Study Finds New Moms Are Slacking On Their Postpartum Checkups
Before you skip that doctor's appointment, mama, listen up: New research has found that less than half of new moms make their postartum appointments — and that's not a stat to celebrate.
The upside is that researchers at Johns Hopkins found that women with pregnancy complications were more likely to see their doctor following delivery, but overall, kept-appointment rates were disappointingly low.
In order to find out why moms were ditching their doctor's visits, researchers collected data from a commercial health insurance plan and multiple Medicaid insurance plans in Maryland in order to determine different predictors of receiving postpartum primary (and obstetric) care for moms who did and didn't suffer from pregnancy complications (like gestational diabetes, preeclampsia, hypertension and even mellitus). Researchers found that women with pregnancy complications are slightly more likely to develop long-term health issues.
Even though all doctors recommend that new moms schedule postpartum appointments, the study notes that of the 56.6 percent of women with tax-supported Medicaid insurance and 51.7 visited their primary care doctor within a year of delivery. For women who had commercial health insurance, 60 percent of women with complications and 49.6 percent with a complication-free pregnancy made it to the doctor during baby's first year.

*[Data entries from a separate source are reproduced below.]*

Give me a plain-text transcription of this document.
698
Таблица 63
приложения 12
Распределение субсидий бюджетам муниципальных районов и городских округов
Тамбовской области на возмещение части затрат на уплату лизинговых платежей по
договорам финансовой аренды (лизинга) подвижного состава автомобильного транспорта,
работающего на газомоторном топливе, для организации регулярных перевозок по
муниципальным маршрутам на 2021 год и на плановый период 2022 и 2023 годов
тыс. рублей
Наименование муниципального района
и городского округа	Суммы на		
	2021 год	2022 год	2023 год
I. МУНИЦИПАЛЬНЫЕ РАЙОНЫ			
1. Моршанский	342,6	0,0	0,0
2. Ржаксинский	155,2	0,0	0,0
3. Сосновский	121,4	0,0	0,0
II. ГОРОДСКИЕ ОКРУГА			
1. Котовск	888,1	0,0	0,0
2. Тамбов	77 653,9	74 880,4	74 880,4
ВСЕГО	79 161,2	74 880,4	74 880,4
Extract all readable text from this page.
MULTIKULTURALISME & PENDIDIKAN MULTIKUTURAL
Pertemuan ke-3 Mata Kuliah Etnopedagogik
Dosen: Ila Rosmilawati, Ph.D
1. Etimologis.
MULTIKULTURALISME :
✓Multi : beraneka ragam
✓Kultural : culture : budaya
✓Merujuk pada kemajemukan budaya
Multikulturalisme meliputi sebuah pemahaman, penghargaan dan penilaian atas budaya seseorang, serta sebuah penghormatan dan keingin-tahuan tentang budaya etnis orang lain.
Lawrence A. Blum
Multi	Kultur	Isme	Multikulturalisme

For women on Medicaid, 65 percent of moms with a complicated pregnancy and 61.5 percent with a complication-free pregnancy made it to the doctor within their first three months of new motherhood. Of moms with commercial insurance, 50.8 with a complicated pregnancy and 44.6 with a complication-free pregnancy made it to the doctor during the first three months.
Lead researcher for the study, Wendy Bennett, says, "Women need to understand the importance of a six-week visit to the obstetrician — not only to address concerns and healing after delivery, but also to follow up on possible future health risks, review the pregnancy and make the transition to primary care. Women with pregnancy complications are at higher risk for some chronic diseases, such as diabetes, high blood pressure and heart disease, and these visits are an opportunity to assess risks and refer to primary care providers to work on long-term preventive care."
So how can medical providers get more moms to make — and keep — their doctor's appointments? Bennett says that providers need to get more creative when it comes to attendance. In the works at Johns Hopkins Bayview Medicial Center, she says, is a pilot project that offers combined "mommy-baby" visits. By making baby a part of mom's appointment, mom may be more likely to make it. Just by being there, Bennett adds, she would receive important education about improving health behaviors and the need for primary care follow-up. Other options Bennett and her team are looking into include home visits, collaborations with day care and community centers, as well as churches. The aim is to make the appointments more convenient for mothers and down the road, she adds that more work needs to be done by hospitals and physicians to make transportation and child care a possibility — and a perk.
"Pregnancy is a teachable moment, she says, "many women are very motivated to make healthier lifestyle choices to keep themselves and their babies healthy. After a birth, we need to keep them motivated."
Be honest: Did you make — and keep — your postpartum appointments? Or did you find it hard?